The legislation has the support of seven supervisors, meaning it would take one more backer to ensure it could survive a possible mayoral veto. Supervisors Vallie Brown, Rafael Mandelman, Catherine Stefani and Safai have yet to sign on to back it.
The Mayor’s Office did not return a request for comment.
Carl Shannon, senior managing director at Tishman Speyer, which develops office buildings in San Francisco, said that “the jobs-housing linkage fee needs to come up, but we need to do that in moderation.”
“We failed to build enough housing in this city both at market rate and affordable housing, but to increase this fee too much or too quickly will drive jobs to Oakland or to the Peninsula,” Shannon said. “Do we really want to push the fees where we push the employers out of San Francisco, where we get none of the benefits?”

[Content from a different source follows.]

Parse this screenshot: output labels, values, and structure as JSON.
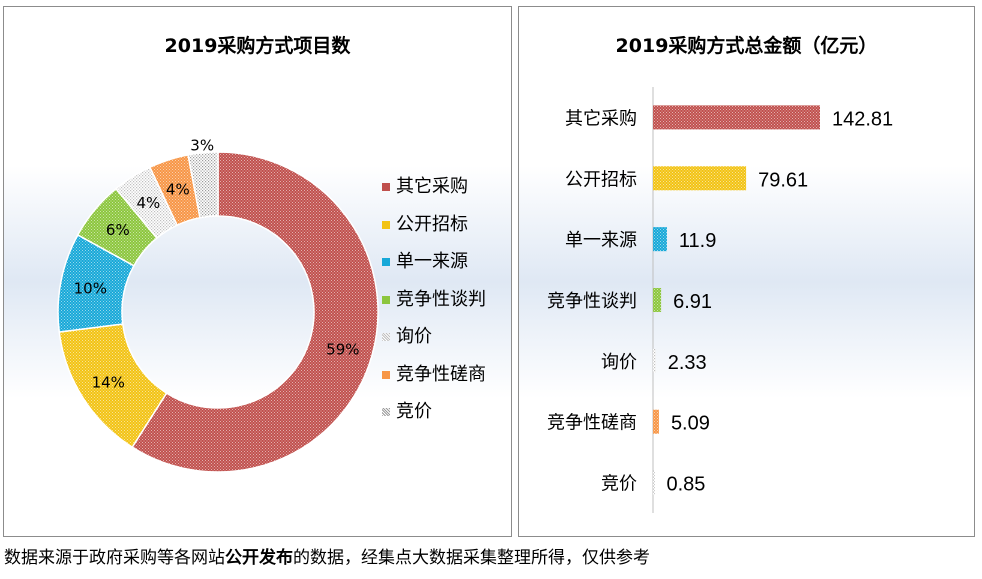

The office development fee is expected to generate an additional $8 million to $9 million more a year, for a total $20.2 million to $21.2 million a year, according to an economic impact report released Monday before the hearing by City Controller’s chief economist Ted Egan.
The legislation requires that 10 percent of the fee revenues go to acquisition and rehabilitation of housing, 30 percent for development of supportive housing and 60 percent for the construction of permanently-affordable housing.
The report said that The City builds on the average about 430,000 square feet of office space annually, which the higher fee would reduce to about 290,000 to 305,000 square feet annually.
“The proposed fee increase would represent roughly a 6 percent increase in office development costs, and lead to a 0.2 percent reduction in citywide office space – equivalent to between 125,000 and 140,000 square feet per year, on average,” Egan’s report said. “Currently, this represents a direct loss of 520 to 585 office jobs, and between $61 million and $87 million in office construction spending per year.”
Egan’s report also said that “we project the proposed legislation will result in a net job loss of between 1,275 and 1,500 jobs, representing between 0.1 percent and 0.2 percent of all jobs in The City, on average over the next 20 years. The impact on the city’s GDP is likewise projected to be negative, to the tune of $280-$330 million, in today’s dollars.”
The report also found that “housing prices are projected to decline by 0.1 pecent-0.2 percent, but this is due to a proportional loss of personal income and population, not because housing would become broadly more affordable.”
It’s possible there could be changes made to the proposal.
Haney told the San Francisco Examiner that “I’ll continue conversations with everyone leading up to the board meeting.”